Avoiding air conditioning saves 28.4 pounds. Other “light-weighting” includes the 19-inch wheel and tire package; the tires have smaller outer-diameter tires to minimize oversteer. Fifteen-inch Brembo carbon-ceramic brakes cut another 21.2 pounds, and Chevy has removed the tire-inflator kit (except for Rhode Island and New Hampshire to meet state requirements) and has removed the trunklid trim. Headlamps and taillamps are from the V-6 version of the facelifted 2014 Camaro, also to save weight.
Camaro design chief Tom Peters notes that the 2014 facelift helps Chevy set up the Z/28 better for racing, with its thinner upper front grille and larger lower fascia air intake. The plastic rear bumper and lower rear fascia are wider than before, which works in harmony with the Z/28’s wider wheels and tires and corresponding wheel-opening flares.
That’s no 302 cubic-inch V-8 under the hood, but instead the C6 Z06’s naturally aspirated LS7 engine, rated 505 horsepower and 481 pound-feet per SAE. It’s the small block with the historically big-block number on the valve covers, 427, as in cubic inches (its displacement actually rounds up to 428). It’s likely that the 2014 Chevrolet Camaro Z/28 serves as a build-out for the LS7, though for this car there are unique parts, including Pankl titanium connecting rods, Mahle pistons, and a unique intake with K&N cold-air induction and exhaust headers. It will be assembled in GM’s high-performance build center, recently moved from Wixom, Michigan, to Bowling Green, Kentucky.
Chevrolet claims the 2014 Chevrolet Camaro Z/28’s Torsen Helical Limited Slip differential cuts 0.7 second off the car’s Lutzring time. A prominent front splitter, the black rear spoiler, hood vents, rockers, and Gurney lip flares create 440 pounds more downforce than the Camaro SS. Dynamic Suspensions Spool Valve, a damper technology supplied by Multimatic of Ontario, gives much more precise suspension damping than shim dampers by directing the suspension fluid through a hole in the damper mechanism. Multimatic also supplies the technology to Formula 1’s Red Bull Racing and has supplied it to just one other road car, the Aston Martin One-77.
In case you haven’t noticed, Chevy engineers have pulled out all the stops for the Z/28. Handling and the very powerful brakes, designed to give consistent pedal feel with no fade even on the track, combine to make it quicker around a road course than more powerful competition.

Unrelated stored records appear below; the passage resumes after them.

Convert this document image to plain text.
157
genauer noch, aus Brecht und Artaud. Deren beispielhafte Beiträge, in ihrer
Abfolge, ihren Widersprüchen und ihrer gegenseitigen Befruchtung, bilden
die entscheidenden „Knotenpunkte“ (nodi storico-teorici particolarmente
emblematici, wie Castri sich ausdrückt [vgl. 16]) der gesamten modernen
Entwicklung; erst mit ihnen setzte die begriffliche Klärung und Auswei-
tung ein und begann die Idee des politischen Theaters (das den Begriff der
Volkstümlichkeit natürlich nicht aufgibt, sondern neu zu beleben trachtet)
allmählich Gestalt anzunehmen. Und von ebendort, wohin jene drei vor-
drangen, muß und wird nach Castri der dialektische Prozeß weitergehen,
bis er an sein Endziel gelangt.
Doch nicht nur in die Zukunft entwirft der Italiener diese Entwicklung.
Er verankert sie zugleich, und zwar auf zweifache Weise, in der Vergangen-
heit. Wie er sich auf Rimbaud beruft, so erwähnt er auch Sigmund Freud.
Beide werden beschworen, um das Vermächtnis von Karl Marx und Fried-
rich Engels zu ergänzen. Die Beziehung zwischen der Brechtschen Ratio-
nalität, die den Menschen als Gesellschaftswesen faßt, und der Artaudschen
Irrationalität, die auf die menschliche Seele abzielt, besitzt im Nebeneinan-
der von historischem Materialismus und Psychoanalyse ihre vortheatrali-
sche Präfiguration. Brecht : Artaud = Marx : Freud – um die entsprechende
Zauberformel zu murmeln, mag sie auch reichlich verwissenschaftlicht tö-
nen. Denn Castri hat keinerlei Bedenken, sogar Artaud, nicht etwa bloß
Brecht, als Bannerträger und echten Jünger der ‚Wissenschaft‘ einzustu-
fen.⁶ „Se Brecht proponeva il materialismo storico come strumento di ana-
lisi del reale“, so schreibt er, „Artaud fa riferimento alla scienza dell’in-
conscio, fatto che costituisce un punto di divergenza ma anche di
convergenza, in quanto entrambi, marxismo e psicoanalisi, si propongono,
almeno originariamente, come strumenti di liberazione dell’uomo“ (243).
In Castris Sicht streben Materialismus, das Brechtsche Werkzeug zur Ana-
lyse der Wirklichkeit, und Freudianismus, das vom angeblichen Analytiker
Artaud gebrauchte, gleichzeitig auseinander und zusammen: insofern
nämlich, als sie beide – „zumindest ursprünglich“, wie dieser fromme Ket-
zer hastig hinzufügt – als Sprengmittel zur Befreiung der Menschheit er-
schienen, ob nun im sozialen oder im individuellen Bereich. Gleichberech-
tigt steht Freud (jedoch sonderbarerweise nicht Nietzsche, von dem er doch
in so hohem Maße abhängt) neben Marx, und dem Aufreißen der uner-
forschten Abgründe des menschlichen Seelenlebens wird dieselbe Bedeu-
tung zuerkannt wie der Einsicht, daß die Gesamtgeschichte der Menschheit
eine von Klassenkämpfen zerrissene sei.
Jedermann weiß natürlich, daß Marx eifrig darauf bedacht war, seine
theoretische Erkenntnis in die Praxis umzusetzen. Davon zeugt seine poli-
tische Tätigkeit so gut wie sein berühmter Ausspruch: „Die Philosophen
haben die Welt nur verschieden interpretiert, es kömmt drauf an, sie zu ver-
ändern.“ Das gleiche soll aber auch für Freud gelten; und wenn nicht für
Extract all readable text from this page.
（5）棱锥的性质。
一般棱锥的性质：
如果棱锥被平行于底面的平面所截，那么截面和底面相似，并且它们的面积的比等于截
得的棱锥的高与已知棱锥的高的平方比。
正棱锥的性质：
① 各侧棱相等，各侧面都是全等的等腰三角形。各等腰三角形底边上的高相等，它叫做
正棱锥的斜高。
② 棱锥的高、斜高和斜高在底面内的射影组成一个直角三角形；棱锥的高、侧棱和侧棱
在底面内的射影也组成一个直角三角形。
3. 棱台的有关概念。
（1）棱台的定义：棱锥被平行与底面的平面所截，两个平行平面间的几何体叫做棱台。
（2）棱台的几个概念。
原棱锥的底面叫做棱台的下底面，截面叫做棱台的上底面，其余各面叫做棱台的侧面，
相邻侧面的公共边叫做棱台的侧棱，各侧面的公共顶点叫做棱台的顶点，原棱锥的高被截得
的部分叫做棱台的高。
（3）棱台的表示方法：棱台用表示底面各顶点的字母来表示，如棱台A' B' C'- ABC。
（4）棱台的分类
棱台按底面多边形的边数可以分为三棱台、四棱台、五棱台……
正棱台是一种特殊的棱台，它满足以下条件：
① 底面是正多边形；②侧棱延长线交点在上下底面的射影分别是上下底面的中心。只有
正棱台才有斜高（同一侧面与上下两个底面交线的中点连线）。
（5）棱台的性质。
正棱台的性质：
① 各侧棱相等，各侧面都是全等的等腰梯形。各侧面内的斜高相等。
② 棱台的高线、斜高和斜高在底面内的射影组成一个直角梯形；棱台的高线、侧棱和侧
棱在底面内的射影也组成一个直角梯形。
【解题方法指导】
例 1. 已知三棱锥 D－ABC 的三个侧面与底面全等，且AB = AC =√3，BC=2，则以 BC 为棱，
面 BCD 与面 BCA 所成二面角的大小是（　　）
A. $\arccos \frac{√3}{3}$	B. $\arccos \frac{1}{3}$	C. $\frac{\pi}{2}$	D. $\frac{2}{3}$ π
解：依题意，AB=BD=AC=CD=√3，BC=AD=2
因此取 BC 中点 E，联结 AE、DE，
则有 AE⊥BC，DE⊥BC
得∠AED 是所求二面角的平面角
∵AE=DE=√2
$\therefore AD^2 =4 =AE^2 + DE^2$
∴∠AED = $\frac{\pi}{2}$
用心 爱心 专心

Chevy demonstrated this by giving us rides, not drives, around the Lutzring, and the truth is that we never could have matched the speeds of the three GM test drivers, who accelerated deep, deep, DEEP into Turn One. The car feels far more balanced, at least from the front passenger seat (yes, there is a back seat) than any Camaro preceding it. On a few of the turns, we could feel the rear tires give up a slight bit of oversteer in order to direct the car down the road. Chevy claims 1.08 g of maximum lateral acceleration. Beyond Turn One, the test driver’s braking came so hard and so late that it almost felt like driver error, though clearly it was simply a testament to the car’s sporting abilities.
Who will buy the 2014 Chevrolet Camaro Z/28? Chevy expects 3000 to 4000 customers over two model years, which hints that the all-new Alpha-platform Chevy Camaro is set for the 2016 model year, although there could be an overlap such as we’ve seen with the new Cadillac CTS with the old CTS-V. A few early VINs will surely go straight to bubble-wrap, while rich guys and women with enough weekend time to go to private tracks will buy the most track-capable Chevrolet until a Z06 replacement comes along, and a handful of misguided buyers will drive them on the street until the heat, the tires, or their dental fillings do them in.